Spencer Ackerman, among others, has posted the details on President Obama’s announcement today of his planned timeline for withdrawing troops from Iraq.
This morning’s New York Times, though, had an ominous background description of the plan, attributed to “administration officials”:
The plan would maintain relatively high troop levels through Iraq’s parliamentary elections, to be held in December, before beginning in earnest to meet the August 2010 target for removing combat forces, the officials said.
. . . The withdrawal would start slowly, with 2 of the 14 American combat brigades now in Iraq pulling out before the December elections, officials said. After the transition to a new government, the withdrawal would accelerate early next year.
“The commanders are concerned about maximizing their numbers on the ground for as long as possible, at least until we get to the other side of the elections,” another senior official said.
Marc Lynch (neé Abu Aardvark) explains the problem with this plan:
Iraq’s Parliamentary elections have not yet been scheduled and don’t even have an electoral law, and according to a number of senior Iraqi politicians probably will not be held until March 2010 (not December 2009). That would then give the U.S. about five months to withdraw the bulk of the dozen combat brigades which would reportedly remain. And then, keep in mind that U.S. officials generally agree (correctly) that the most dangerous period of elections is actually in their aftermath, when disgruntled losers might turn to violence or other destabilizing measures. So the following month will likely not seem a good time either. So that would leave four months to move, what — 9 brigades? Did someone say precipitous? Good luck with that.
I’ve never been too worked up over debates about the size of a “residual force” after the U.S. withdraws the bulk of its troops from Iraq — in my view, that’s the last 25-30% of a process that will take on a logic of its own once it has begun. The important thing has been to begin the process.
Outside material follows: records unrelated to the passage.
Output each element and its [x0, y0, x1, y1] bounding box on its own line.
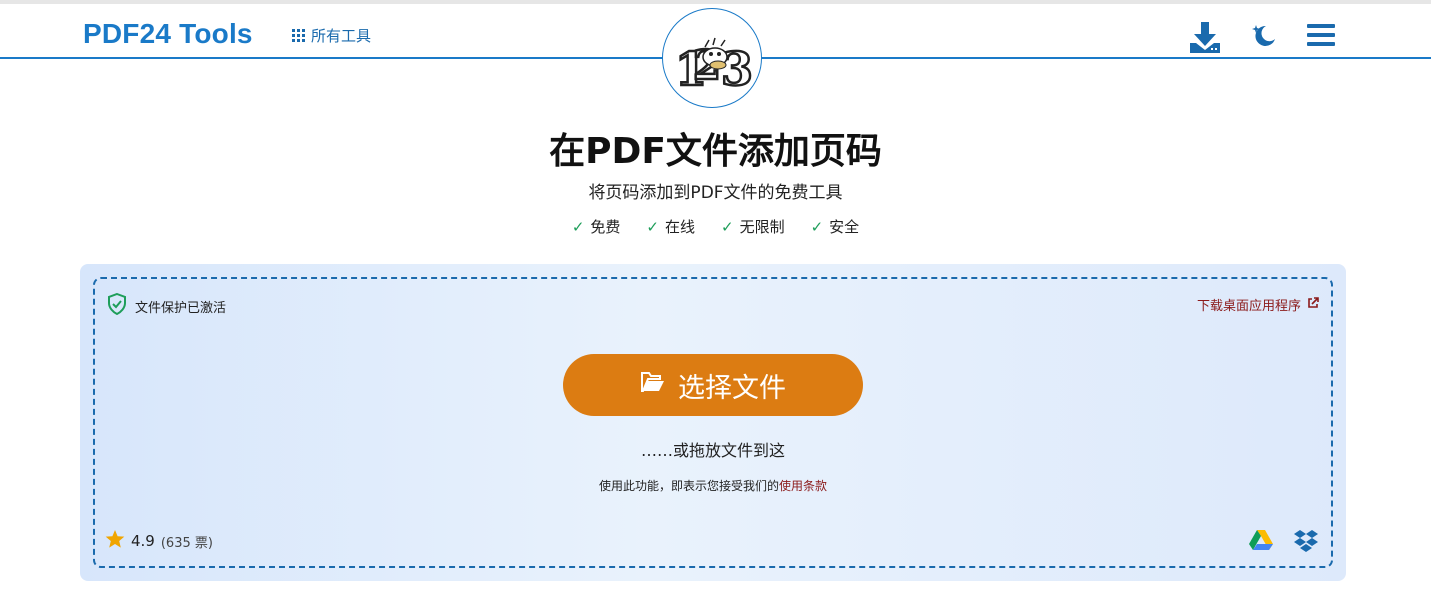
moon-icon[interactable]	[1250, 21, 1278, 53]
check-icon: ✓	[646, 218, 659, 236]
page-subtitle: 将页码添加到PDF文件的免费工具	[588, 183, 843, 203]
all-tools-menu[interactable]: 所有工具	[292, 25, 371, 46]
check-icon: ✓	[571, 218, 585, 236]
rating-votes: (635 票)	[160, 535, 213, 551]
terms-notice: 使用此功能，即表示您接受我们的使用条款	[95, 477, 1331, 494]
drop-hint: ……或拖放文件到这	[640, 441, 785, 460]
terms-prefix: 使用此功能，即表示您接受我们的	[598, 479, 779, 493]
choose-file-button[interactable]: 选择文件	[563, 354, 863, 416]
all-tools-label: 所有工具	[311, 27, 372, 45]
page-numbers-logo: 1 3 2	[662, 8, 762, 108]
hamburger-icon[interactable]	[1307, 23, 1335, 51]
external-link-icon	[1307, 296, 1319, 313]
desktop-app-label: 下载桌面应用程序	[1196, 299, 1301, 314]
terms-link[interactable]: 使用条款	[779, 479, 827, 493]
rating-value: 4.9	[131, 532, 155, 550]
check-icon: ✓	[810, 218, 824, 236]
feature-item: ✓ 无限制	[721, 218, 785, 236]
folder-open-icon	[640, 370, 666, 401]
protection-label: 文件保护已激活	[135, 300, 227, 316]
file-dropzone[interactable]: 文件保护已激活 下载桌面应用程序 选择文件 ……或拖放文件到这 使用此功能，即表…	[93, 277, 1333, 568]
choose-file-label: 选择文件	[678, 372, 786, 403]
upload-panel: 文件保护已激活 下载桌面应用程序 选择文件 ……或拖放文件到这 使用此功能，即表…	[80, 264, 1346, 581]
feature-list: ✓ 免费 ✓ 在线 ✓ 无限制 ✓ 安全	[0, 216, 1431, 237]
page-title: 在PDF文件添加页码	[549, 131, 882, 172]
dropbox-icon[interactable]	[1293, 529, 1319, 557]
feature-item: ✓ 免费	[571, 218, 621, 236]
grid-icon	[292, 29, 305, 42]
feature-item: ✓ 在线	[646, 218, 695, 236]
desktop-app-link[interactable]: 下载桌面应用程序	[1197, 295, 1319, 314]
rating[interactable]: 4.9 (635 票)	[105, 529, 213, 553]
shield-check-icon	[107, 292, 127, 319]
feature-item: ✓ 安全	[810, 218, 860, 236]
svg-text:3: 3	[721, 42, 753, 96]
google-drive-icon[interactable]	[1248, 529, 1274, 555]
star-icon	[105, 529, 125, 553]
download-icon[interactable]	[1188, 21, 1222, 59]
check-icon: ✓	[721, 218, 734, 236]
file-protection-status: 文件保护已激活	[107, 292, 227, 319]
brand-logo-text[interactable]: PDF24 Tools	[83, 18, 253, 50]
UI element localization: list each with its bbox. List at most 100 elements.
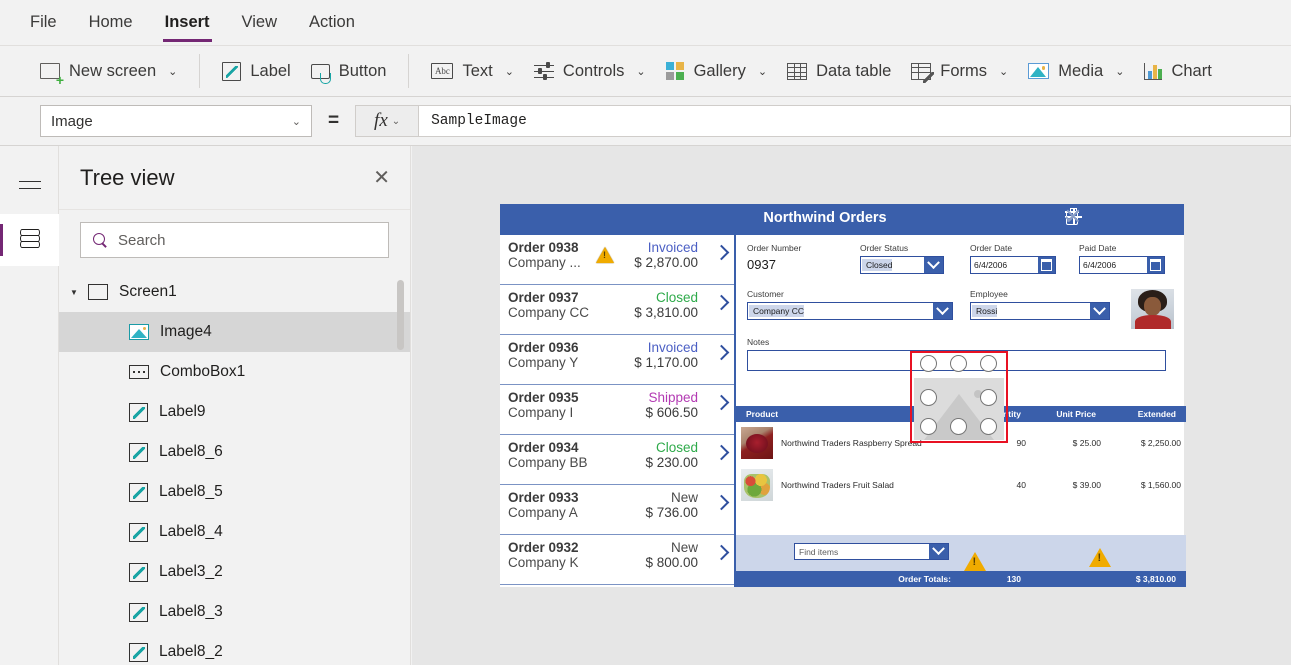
resize-handle-bottom-right[interactable]: [980, 418, 997, 435]
ribbon-controls-button[interactable]: Controls ⌄: [524, 57, 656, 86]
product-unit-price: $ 25.00: [1072, 438, 1101, 448]
product-extended: $ 2,250.00: [1140, 438, 1181, 448]
order-amount: $ 606.50: [645, 405, 698, 420]
resize-handle-middle-right[interactable]: [980, 389, 997, 406]
resize-handle-top-right[interactable]: [980, 355, 997, 372]
scrollbar-thumb[interactable]: [397, 280, 404, 350]
text-abc-icon: Abc: [431, 63, 454, 79]
forms-icon: [911, 62, 935, 83]
calendar-icon[interactable]: [1038, 257, 1055, 273]
tree-item-image4[interactable]: Image4: [59, 312, 410, 352]
ribbon-chart-button[interactable]: Chart: [1134, 57, 1221, 86]
caret-down-icon[interactable]: ▼: [70, 288, 88, 297]
order-totals-label: Order Totals:: [898, 574, 951, 584]
ribbon-gallery-button[interactable]: Gallery ⌄: [656, 57, 777, 86]
company-name: Company ...: [508, 255, 581, 270]
order-id: Order 0935: [508, 390, 579, 405]
tree-item-screen1[interactable]: ▼ Screen1: [59, 272, 410, 312]
menu-item-insert[interactable]: Insert: [162, 9, 212, 42]
paid-date-input[interactable]: 6/4/2006: [1079, 256, 1165, 274]
ribbon-new-screen-button[interactable]: New screen ⌄: [30, 57, 187, 87]
ribbon-divider: [199, 54, 201, 88]
fx-button[interactable]: fx ⌄: [355, 105, 420, 137]
gallery-row[interactable]: Order 0938 Invoiced Company ... $ 2,870.…: [500, 235, 734, 285]
resize-handle-middle-left[interactable]: [920, 389, 937, 406]
employee-avatar: [1131, 289, 1174, 329]
ribbon-controls-label: Controls: [562, 61, 625, 80]
employee-dropdown[interactable]: Rossi: [970, 302, 1110, 320]
find-items-combobox[interactable]: Find items: [794, 543, 949, 560]
order-id: Order 0934: [508, 440, 579, 455]
calendar-icon[interactable]: [1147, 257, 1164, 273]
chevron-down-icon: ⌄: [1115, 65, 1125, 78]
tree-item-label8-6[interactable]: Label8_6: [59, 432, 410, 472]
ribbon-data-table-button[interactable]: Data table: [777, 57, 901, 86]
ribbon-text-button[interactable]: Abc Text ⌄: [421, 57, 523, 86]
order-id: Order 0937: [508, 290, 579, 305]
label-icon: [129, 482, 148, 502]
gallery-row[interactable]: Order 0932 New Company K $ 800.00: [500, 535, 734, 585]
tree-item-label8-4[interactable]: Label8_4: [59, 512, 410, 552]
avatar-body: [1135, 315, 1171, 329]
ribbon-button-button[interactable]: Button: [301, 57, 397, 86]
close-icon[interactable]: ✕: [373, 168, 390, 188]
customer-dropdown[interactable]: Company CC: [747, 302, 953, 320]
chevron-down-icon[interactable]: [929, 544, 948, 559]
status-badge: Invoiced: [647, 340, 698, 355]
cancel-icon[interactable]: [1122, 209, 1138, 225]
tree-item-label8-2[interactable]: Label8_2: [59, 632, 410, 662]
menu-item-action[interactable]: Action: [307, 9, 357, 36]
gallery-row[interactable]: Order 0937 Closed Company CC $ 3,810.00: [500, 285, 734, 335]
chevron-down-icon[interactable]: [933, 303, 952, 319]
confirm-icon[interactable]: [1151, 209, 1168, 225]
equals-sign: =: [328, 110, 340, 131]
company-name: Company Y: [508, 355, 579, 370]
company-name: Company I: [508, 405, 574, 420]
order-amount: $ 800.00: [645, 555, 698, 570]
status-badge: Invoiced: [647, 240, 698, 255]
resize-handle-bottom-center[interactable]: [950, 418, 967, 435]
menu-item-view[interactable]: View: [240, 9, 279, 36]
field-order-status: Order Status Closed: [860, 243, 944, 274]
chevron-down-icon[interactable]: [924, 257, 943, 273]
order-status-dropdown[interactable]: Closed: [860, 256, 944, 274]
gallery-row[interactable]: Order 0936 Invoiced Company Y $ 1,170.00: [500, 335, 734, 385]
ribbon-forms-button[interactable]: Forms ⌄: [901, 57, 1018, 86]
ribbon-media-button[interactable]: Media ⌄: [1018, 57, 1134, 86]
menu-item-file[interactable]: File: [28, 9, 59, 36]
formula-input[interactable]: SampleImage: [419, 105, 1291, 137]
add-icon[interactable]: [1092, 208, 1109, 225]
gallery-row[interactable]: Order 0934 Closed Company BB $ 230.00: [500, 435, 734, 485]
tree-view-scrollbar[interactable]: [397, 272, 404, 662]
company-name: Company CC: [508, 305, 590, 320]
image-icon: [129, 324, 149, 340]
property-select[interactable]: Image ⌄: [40, 105, 312, 137]
search-input[interactable]: Search: [80, 222, 389, 258]
tree-item-label: Label9: [159, 403, 206, 420]
company-name: Company BB: [508, 455, 588, 470]
menu-item-home[interactable]: Home: [87, 9, 135, 36]
order-date-input[interactable]: 6/4/2006: [970, 256, 1056, 274]
chevron-down-icon: ⌄: [636, 65, 646, 78]
resize-handle-bottom-left[interactable]: [920, 418, 937, 435]
resize-handle-top-left[interactable]: [920, 355, 937, 372]
tree-item-combobox1[interactable]: ComboBox1: [59, 352, 410, 392]
ribbon-label-button[interactable]: Label: [212, 57, 300, 86]
resize-handle-top-center[interactable]: [950, 355, 967, 372]
tree-item-label9[interactable]: Label9: [59, 392, 410, 432]
gallery-row[interactable]: Order 0935 Shipped Company I $ 606.50: [500, 385, 734, 435]
tree-item-label8-3[interactable]: Label8_3: [59, 592, 410, 632]
chevron-down-icon[interactable]: [1090, 303, 1109, 319]
menu-bar: File Home Insert View Action: [0, 0, 1291, 45]
orders-gallery[interactable]: Order 0938 Invoiced Company ... $ 2,870.…: [500, 235, 734, 587]
tree-item-label3-2[interactable]: Label3_2: [59, 552, 410, 592]
ribbon-divider: [408, 54, 410, 88]
table-row[interactable]: Northwind Traders Fruit Salad 40 $ 39.00…: [736, 464, 1186, 506]
rail-item-tree-view[interactable]: [0, 214, 59, 266]
tree-item-label8-5[interactable]: Label8_5: [59, 472, 410, 512]
column-header-unit-price: Unit Price: [1056, 409, 1096, 419]
tree-item-label: Label8_6: [159, 443, 223, 460]
gallery-row[interactable]: Order 0933 New Company A $ 736.00: [500, 485, 734, 535]
hamburger-menu-icon[interactable]: [0, 165, 59, 207]
chevron-down-icon: ⌄: [291, 115, 301, 128]
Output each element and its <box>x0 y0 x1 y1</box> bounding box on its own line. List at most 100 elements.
For that exact reason, I’m worried now. As Lynch notes, this slow-starting withdrawal plan originated among folks (in the military and elsewhere) who were perfectly comfortable with not withdrawing from Iraq at all.
President Obama may think that he’s worked a compromise that has gotten those skeptics/opponents to buy into accepting a withdrawal. But when I see that John McCain is “cautiously optimistic” about Obama’s plan, I fear that they think they’ve lured him into a trap. Which means that someone is in for an unpleasant surprise.